There are moments in life, no matter your age, when opportunities present themselves. These guideposts, if you will, often determine, for good or for bad, the path we follow. It's up to us to make the best of them.
At the tender age of 11, Colin was supposed to face one of his first this afternoon.
A few weeks ago, he was invited to take part in a tryout for a AAA-level hockey team. Last week, though, we received word it was canceled. It represented a big step, for sure, as he has only two seasons of travel hockey, playing at the A level, under his belt. Still, he would've taken to the ice. It's better to try and fail than not to try at all.
Before we heard the bad news, we had spoken quite often about the opportunity. The positives were plenty -- skating with and against more talented players and getting on the "radars" of people who may open doors down the road. Conversely, there were some downsides, namely that the cost would have likely been far too prohibitive for us. Bottom line, though, is the benefits would have outweighed the drawbacks, even if it meant working more than the 60 hours I already put in every week.
The main point I kept repeating is that I wouldn't have sent him out there if I thought he'd embarrass himself. We know there's plenty of room of improvement within his stickhandling and, to an extent, his shooting. His skating abilities wouldn't have been a problem, nor should have his hockey sense though, at times, I do wonder..
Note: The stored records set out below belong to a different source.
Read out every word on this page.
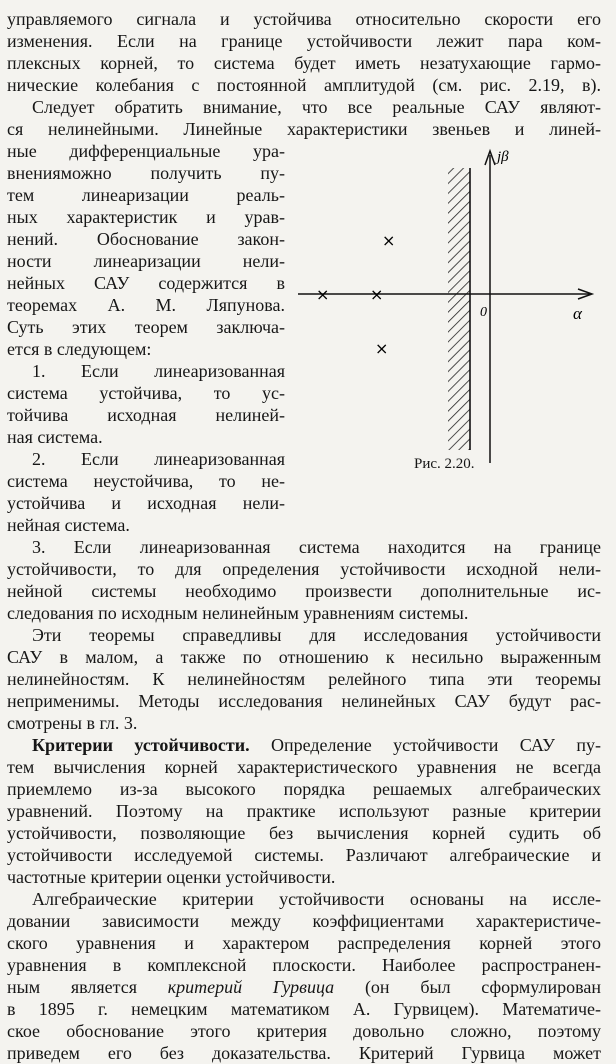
управляемого сигнала и устойчива относительно скорости его
изменения. Если на границе устойчивости лежит пара ком-
плексных корней, то система будет иметь незатухающие гармо-
нические колебания с постоянной амплитудой (см. рис. 2.19, в).
Следует обратить внимание, что все реальные САУ являют-
ся нелинейными. Линейные характеристики звеньев и линей-
ные дифференциальные ура-
вненияможно получить пу-
тем линеаризации реаль-
ных характеристик и урав-
нений. Обоснование закон-
ности линеаризации нели-
нейных САУ содержится в
теоремах А. М. Ляпунова.
Суть этих теорем заключа-
ется в следующем:
1. Если линеаризованная
система устойчива, то ус-
тойчива исходная нелиней-
ная система.
2. Если линеаризованная
система неустойчива, то не-
устойчива и исходная нели-
нейная система.
3. Если линеаризованная система находится на границе
устойчивости, то для определения устойчивости исходной нели-
нейной системы необходимо произвести дополнительные ис-
следования по исходным нелинейным уравнениям системы.
Эти теоремы справедливы для исследования устойчивости
САУ в малом, а также по отношению к несильно выраженным
нелинейностям. К нелинейностям релейного типа эти теоремы
неприменимы. Методы исследования нелинейных САУ будут рас-
смотрены в гл. 3.
Критерии устойчивости. Определение устойчивости САУ пу-
тем вычисления корней характеристического уравнения не всегда
приемлемо из-за высокого порядка решаемых алгебраических
уравнений. Поэтому на практике используют разные критерии
устойчивости, позволяющие без вычисления корней судить об
устойчивости исследуемой системы. Различают алгебраические и
частотные критерии оценки устойчивости.
Алгебраические критерии устойчивости основаны на иссле-
довании зависимости между коэффициентами характеристиче-
ского уравнения и характером распределения корней этого
уравнения в комплексной плоскости. Наиболее распространен-
ным является критерий Гурвица (он был сформулирован
в 1895 г. немецким математиком А. Гурвицем). Математиче-
ское обоснование этого критерия довольно сложно, поэтому
приведем его без доказательства. Критерий Гурвица может
jβ
α
0
×	×
×
×
Рис. 2.20.
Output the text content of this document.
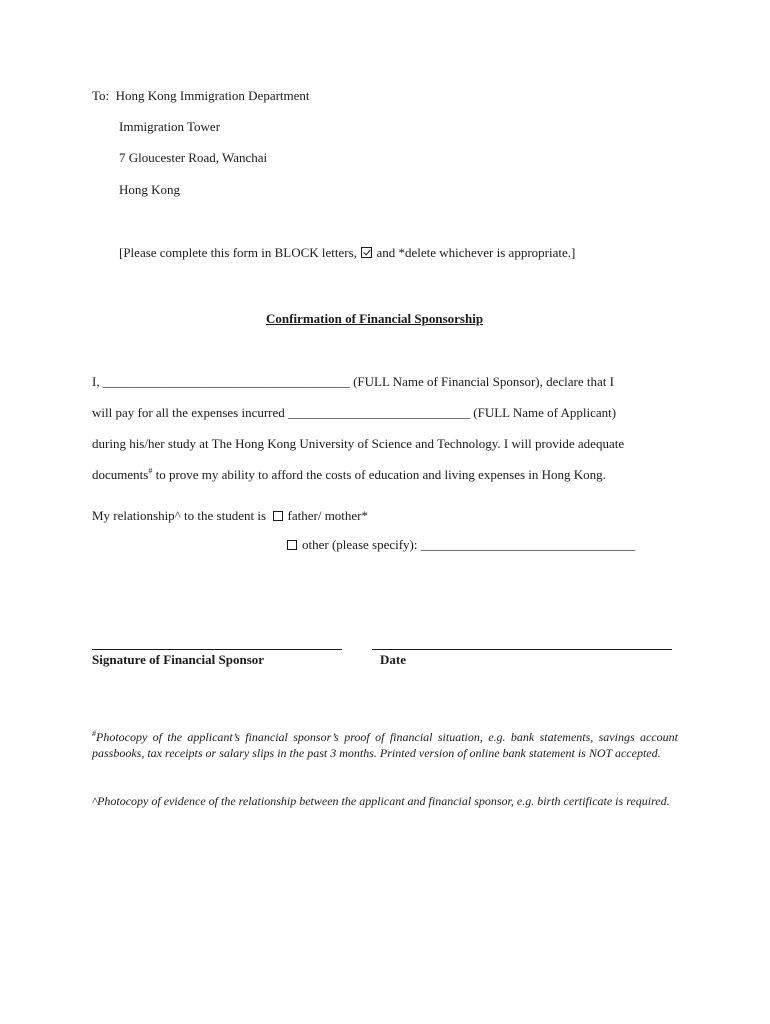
To: Hong Kong Immigration Department
Immigration Tower
7 Gloucester Road, Wanchai
Hong Kong
[Please complete this form in BLOCK letters, and *delete whichever is appropriate.]
Confirmation of Financial Sponsorship
I, ______________________________________ (FULL Name of Financial Sponsor), declare that I
will pay for all the expenses incurred ____________________________ (FULL Name of Applicant)
during his/her study at The Hong Kong University of Science and Technology. I will provide adequate
documents# to prove my ability to afford the costs of education and living expenses in Hong Kong.
My relationship^ to the student is father/ mother*
other (please specify): _________________________________
Signature of Financial Sponsor	Date
#Photocopy of the applicant’s financial sponsor’s proof of financial situation, e.g. bank statements, savings account passbooks, tax receipts or salary slips in the past 3 months. Printed version of online bank statement is NOT accepted.
^Photocopy of evidence of the relationship between the applicant and financial sponsor, e.g. birth certificate is required.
His greatest strength, I kept telling him, is his intensity. Though I've said this before, we're raising a hockey player, not a goal scorer. When he's on, Colin's game is all about being a pest through forechecking, backchecking and trying to be the first on the puck. From what I've been told, and this includes NHL coaches, all teams love to have this type of player.
Opportunities arise when he plays that way. Stealing a puck often leads to a breakaway and, hopefully, a solid scoring chance for himself or a teammate. Intercepting a pass does, too. A hassled opponent, in a fit of frustration, will take a penalty. And, lately, I've been seeing the light bulbs of rewards for his hard work go off over his head.
We know there are people, as well as other players, who question Colin's abilities. I compare these people to nothing more than bullies at school. They do and say things for one of two reasons: to make themselves feel better about their lives or to try to bring him down to their levels. Rather than shrink away, though, I've encouraged him to use his detractors, as he has before, as a source of motivation.
The biggest question, though, is this: Would he have made the team?
To be honest, I doubt it. Too much work remains, as does showing an improvement in his game each and every time he steps on the ice. Then again, who's to know? It would have been up to him to do his best to make as difficult a decision as he could for the coaching staff. All I ever ask of him is to try his hardest and play to the best of his abilities. If he does that, be it in hockey or life, he'll do fine.
Really, there's no reason to be disappointed by the cancellation. To be invited, after playing for a relatively short time, is a positive step. In a way, the tryout would have served as a litmus test. If he had made the cut, then he would've known he was among the area's best. If he hadn't, then he would've seen what it takes to reach that level. To me, there's something positive in each outcome.
The way we look at it, there will always be more tryouts. After all, he's only 11.